Some European embassies in the city outsource Schengen visa services to companies like VFS Global and others, who ask for premium rates in exchange for faster appointments and home collection services.

This outsourcing makes Schengen visas less accessible to lower-income immigrants. Even when there’s no outsourcing, a shortage of appointments can mean paying third parties to buy free slots.

Wang says a friend had to pay €400 for a premium service to the company that oversees visas for the Spanish embassy in Dublin recently.

“Imagine, on top of that, you have to apply for a transit visa,” she says. A transit visa for the UK can be an extra €100 or so.

Immigrants who have Irish citizenship don’t, of course, have to deal with this.

But, because they’re not allowed by China to hold dual citizenship, a Chinese person would have to give up their Chinese citizenship to get an Irish passport.
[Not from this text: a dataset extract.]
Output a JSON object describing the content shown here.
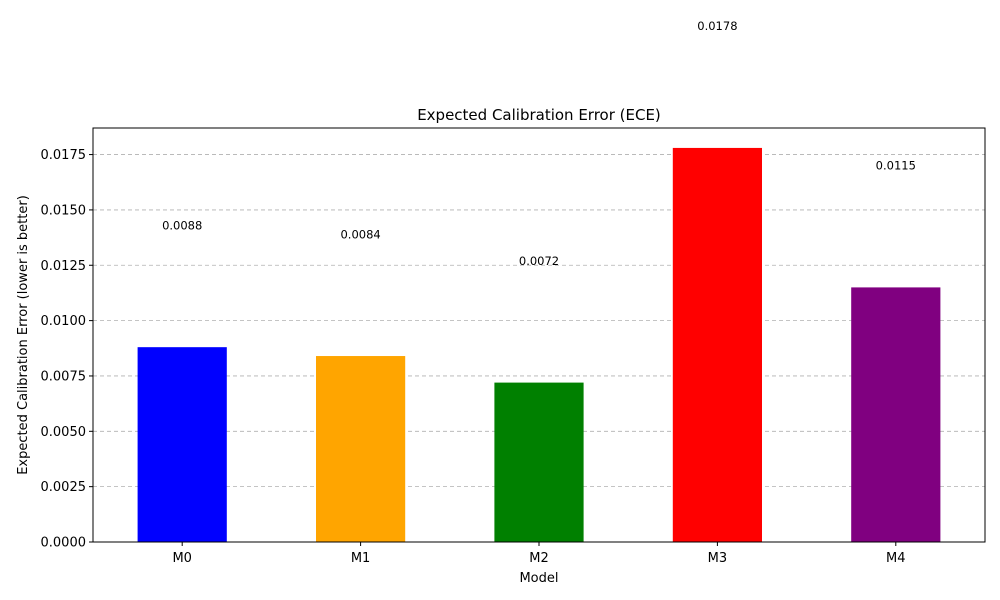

Wang says she’s still torn about it. “It’s a big decision,” she said.

It’s not just people from China who are navigating such demands from airline staff in recent times.

Blocked

Last summer, Ryanair asked South African citizens to take a quiz to prove their roots and so, the logic ran, to prove the authenticity of their passports. But the test came in Afrikaans only, which not all South Africans speak.

In April, Bolivian citizens travelling to study in Ireland reported undue scrutiny from Lufthansa and KLM staff, who questioned them about their plans for accommodation and barred them from boarding their flights, even though they don’t need a visa to travel to Ireland.

In both cases, airlines mentioned fears of fines from immigration authorities if the passengers allowed boarding are refused leave to land at their destinations.

The Council of Europe warned more than a decade ago that the threat of carrier liability and sanctions could transfer border-control duties to airline staff who aren’t trained in the job.

The biggest concern, it had said, is when airline staff stop asylum seekers from reaching safety. “Not everyone who fears torture or repression has the proper documents to travel, especially if he or she fears persecution from national authorities,” it had said.

Wang says she’s unsure why Ryanair is asking to see transit visas from Chinese residents trying to vacation in Europe.

But the ordeal takes a toll, she says. “If you want to stand up against them, it’s a lot of effort. You spend your emotions to do that.”

UPDATE: This article was updated at 9am on 26 July to include a statement sent by Ryanair.